Statistics Chapter 9 Test
What do we mean when we say a test is significant? Does this necessarily mean the results are important?
A significant test means we reject the null hypothesis. This does not necessarily imply that the results are practically significant.
What is a null hypothesis H0?
A working hypothesis making a claim about the population parameter in question.
What is an alternate hypothesis H1?
Any hypothesis that differs from the original claim being made.
If we fail to reject (i.e., "accept") the null hypothesis, does this mean that we have proved it to be true beyond all doubt? Explain your answer.
No, it suggests that the evidence is not sufficient to merit rejecting the null hypothesis.
What is the level of significance of a test?
The probability of a type I error.
To use the normal distribution to test a proportion p, the conditions np > 5 and nq > 5 must be satisfied.
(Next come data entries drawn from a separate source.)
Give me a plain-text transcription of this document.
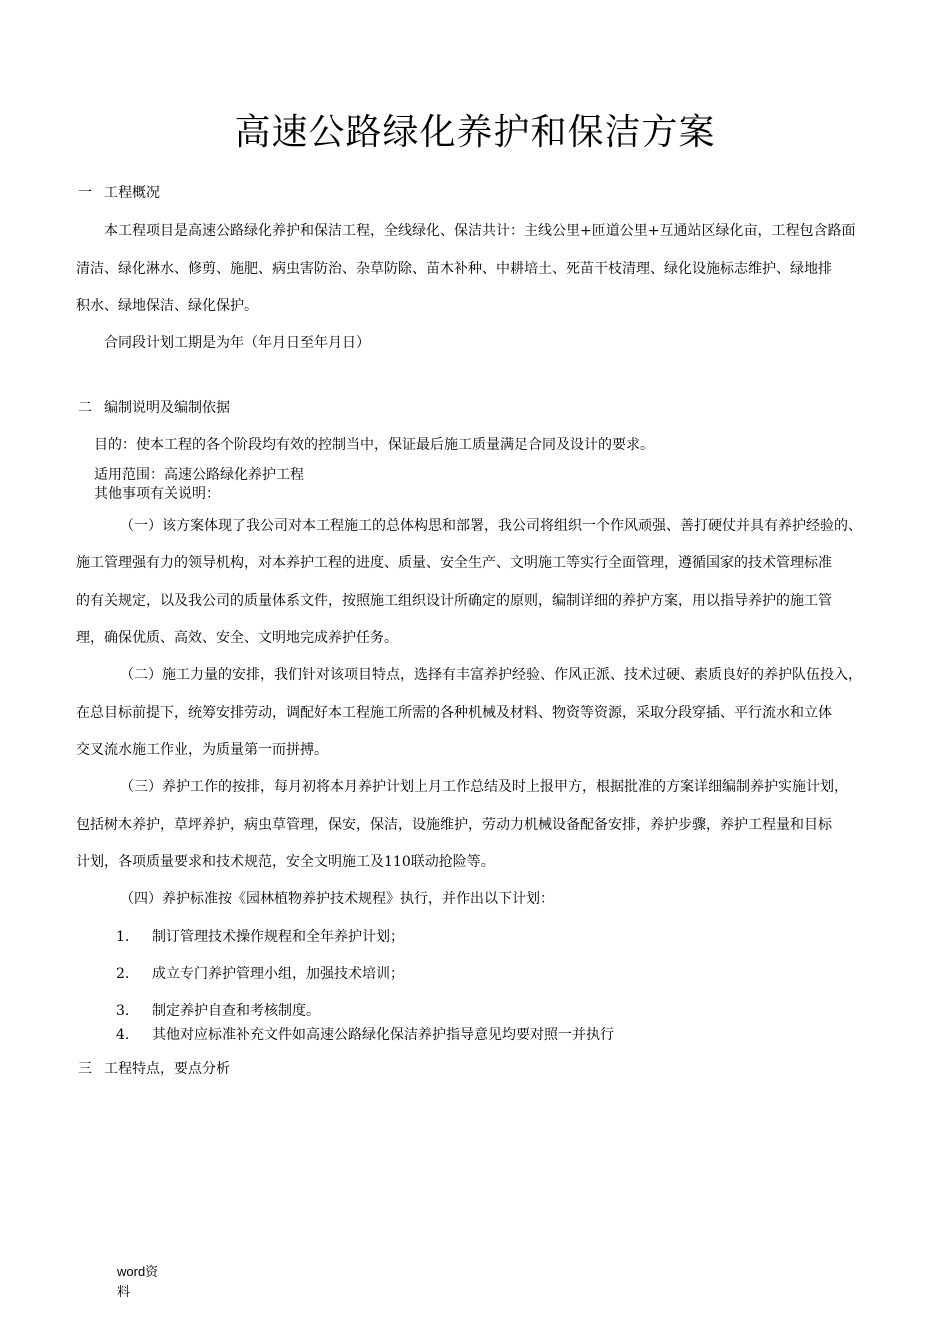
高速公路绿化养护和保洁方案
一 工程概况
本工程项目是高速公路绿化养护和保洁工程，全线绿化、保洁共计：主线公里+匝道公里+互通站区绿化亩，工程包含路面
清洁、绿化淋水、修剪、施肥、病虫害防治、杂草防除、苗木补种、中耕培土、死苗干枝清理、绿化设施标志维护、绿地排
积水、绿地保洁、绿化保护。
合同段计划工期是为年（年月日至年月日）
二 编制说明及编制依据
目的：使本工程的各个阶段均有效的控制当中，保证最后施工质量满足合同及设计的要求。
适用范围：高速公路绿化养护工程
其他事项有关说明：
（一）该方案体现了我公司对本工程施工的总体构思和部署，我公司将组织一个作风顽强、善打硬仗并具有养护经验的、
施工管理强有力的领导机构，对本养护工程的进度、质量、安全生产、文明施工等实行全面管理，遵循国家的技术管理标准
的有关规定，以及我公司的质量体系文件，按照施工组织设计所确定的原则，编制详细的养护方案，用以指导养护的施工管
理，确保优质、高效、安全、文明地完成养护任务。
（二）施工力量的安排，我们针对该项目特点，选择有丰富养护经验、作风正派、技术过硬、素质良好的养护队伍投入，
在总目标前提下，统筹安排劳动，调配好本工程施工所需的各种机械及材料、物资等资源，采取分段穿插、平行流水和立体
交叉流水施工作业，为质量第一而拼搏。
（三）养护工作的按排，每月初将本月养护计划上月工作总结及时上报甲方，根据批准的方案详细编制养护实施计划，
包括树木养护，草坪养护，病虫草管理，保安，保洁，设施维护，劳动力机械设备配备安排，养护步骤，养护工程量和目标
计划，各项质量要求和技术规范，安全文明施工及110联动抢险等。
（四）养护标准按《园林植物养护技术规程》执行，并作出以下计划：
1. 制订管理技术操作规程和全年养护计划；
2. 成立专门养护管理小组，加强技术培训；
3. 制定养护自查和考核制度。
4. 其他对应标准补充文件如高速公路绿化保洁养护指导意见均要对照一并执行
三 工程特点，要点分析
word资
料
Does the value of p come from H0, or is it estimated by using p̂ from the sample?
The value of (p---rho) comes from H0.
What is a type I error?
Type I Error is rejecting the null hypothesis when it is true.
What is a type II error?
Type II Error is failing to reject the null hypothesis when it is false.
Consider a test for μ. If the P-value is such that you can reject H0 for α = .01, can you always reject H0 for α = .05? Explain your answer.
Yes. If H0 is rejected at the 1% level it will always be rejected at the 5% level.
What is the probability of a type II error?
beta
When using the Student's t distribution to test μ, what value do you use for the degrees of freedom?
n-1
Consider a test for μ. If the P-value is such that you can reject H0 at the 5% level of significance, can you always reject H0 at the 1% level of significance? Explain your answer.
No. If the P-value lies between 0.01 and 0.05 you would reject the 5% level of significance, but not at the 1% level.
In a statistical test, we have a choice of a left-tailed test, a right-tailed test, or a two-tailed test. Is it the null hypothesis or the alternate hypothesis that determines which type of test is used? Explain your answer.
The alternative hypothesis because it specifies the region of interest for the parameter in question.
To test μ for an x distribution that is mound-shaped using sample size n ≥ 30, how do you decide whether to use the normal or Student's t distribution?
If the (sigma) is known, use the standard normal distribution. If (sigma) is unknown, use the Student's "t" distribution with n-1 degrees of freedom.
If we reject the null hypothesis, does this mean that we have proved it to be false beyond all doubt? Explain your answer.
No, the test was conducted with a risk of a type I error.